The Wild Garden 2012 Update - still miffed

I thought I would do an update on my wild garden.  I wrote about it in June 2010 and when I look back at that post it looks a bit more restrained than it does at the moment. 
The Wild Garden is about one quarter of my back garden, it is the top left hand side.  I have a pergola and a line of pleaching hornbeams to delineate it on one side.  The pond forms part of the boundary, sort of, in a way; and the prairie borders are to the right of it.  It has a distinct sense of space about it.
I knew when I first looked at my garden, about five years ago, that this top bit would be the wild area.  It felt like it should be so, I cannot explain it any better than that.  The garden has led me with its design, not the other way around.
In its first Spring I planted quite a lot of native wild flower plugs.  These pretty much did nothing in that first year.  In the second year I was not convinced any had survived really but by the third year suddenly there were flowers and things were starting to happen.
Of course now I cannot remember exactly what I planted and what has just appeared.  Some of the plants clearly were around to being with.
I did plant these blue cranesbills, they are really doing well now.
I also planted these scabious, but they pop up in different places now so I think they are moving around a bit.
I do not think I planted this wild mallow though, it also pops up everywhere and is very pretty.
This appeared this year, no idea what it is, it looks like its a pea relative to me.
Some patches are looking pretty good now.
The grass has done well this year, now its perked up a bit after being so flattened by the constant rain we have had recently.
There are some good seed heads, I have a lot of Queen Anne's Lace in this part of the garden and the seeds are as pretty nearly as the flowers.
I have lots of this....
and this..... (when I refer to things as this, it means I do not know what the name is)
I think this might be ragwort, I have lots of this.
However, ragwort has its benefits, namely the Cinnabar Moth lays its larvae on them, this is a very pretty moth so I am pleased to have it in my garden.
I have a lot of nettles,
some very painful and very tall nettles too.
Around the edges of the garden there are many blackberries and they wander through into the wild garden.  I do try and remove them when they get into the garden itself though, it is a bit like growing razerblades.
I cut paths through the wild area so that I can wander around it and see how the different areas grow.

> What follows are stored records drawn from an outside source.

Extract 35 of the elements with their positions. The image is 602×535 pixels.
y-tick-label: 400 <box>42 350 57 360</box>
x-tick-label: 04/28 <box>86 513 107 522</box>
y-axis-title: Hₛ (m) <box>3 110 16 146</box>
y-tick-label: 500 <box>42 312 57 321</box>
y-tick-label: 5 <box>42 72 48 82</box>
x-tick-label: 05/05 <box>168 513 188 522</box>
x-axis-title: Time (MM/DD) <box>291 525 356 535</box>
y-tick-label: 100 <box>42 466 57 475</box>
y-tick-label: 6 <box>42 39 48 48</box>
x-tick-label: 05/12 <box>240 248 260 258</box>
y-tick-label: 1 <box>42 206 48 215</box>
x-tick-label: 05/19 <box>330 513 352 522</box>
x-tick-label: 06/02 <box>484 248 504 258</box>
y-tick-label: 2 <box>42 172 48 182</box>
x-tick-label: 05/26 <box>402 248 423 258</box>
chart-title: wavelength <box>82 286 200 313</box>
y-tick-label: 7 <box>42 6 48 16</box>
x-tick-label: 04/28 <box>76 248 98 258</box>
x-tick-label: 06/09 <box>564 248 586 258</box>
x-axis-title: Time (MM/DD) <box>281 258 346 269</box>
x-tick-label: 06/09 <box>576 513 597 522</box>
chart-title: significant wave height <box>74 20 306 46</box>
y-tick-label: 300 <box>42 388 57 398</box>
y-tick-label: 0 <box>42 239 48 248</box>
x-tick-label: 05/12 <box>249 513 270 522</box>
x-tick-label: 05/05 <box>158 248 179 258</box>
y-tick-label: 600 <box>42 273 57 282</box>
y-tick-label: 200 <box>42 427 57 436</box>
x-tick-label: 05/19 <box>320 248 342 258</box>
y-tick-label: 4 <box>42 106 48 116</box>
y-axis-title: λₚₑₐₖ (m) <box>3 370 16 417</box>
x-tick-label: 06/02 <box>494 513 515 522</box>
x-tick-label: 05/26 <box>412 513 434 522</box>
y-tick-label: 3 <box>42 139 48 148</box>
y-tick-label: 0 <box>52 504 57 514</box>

Of course one challenge with the wild garden is that in a garden where self-seeding is encouraged, some of these plants do take that as a very open invitation and I struggle to control some of it.  I admit I do spot weedkill the some of the ragwort and some of the nettles too to try and keep them in this area only.  I also need to control them or they will swamp out some of the other plants.

So there it is, the Wild Garden, still a bit miffed if truth be told.


  1. How very wise to have created a wild and natural garden. It really does add so much interest and also looks good for yourself and the environment.

  2. Thanks, it is a really important part of the garden for me, it really does buzz and flutter with life and I am constantly surprised and happy about what pops up in it.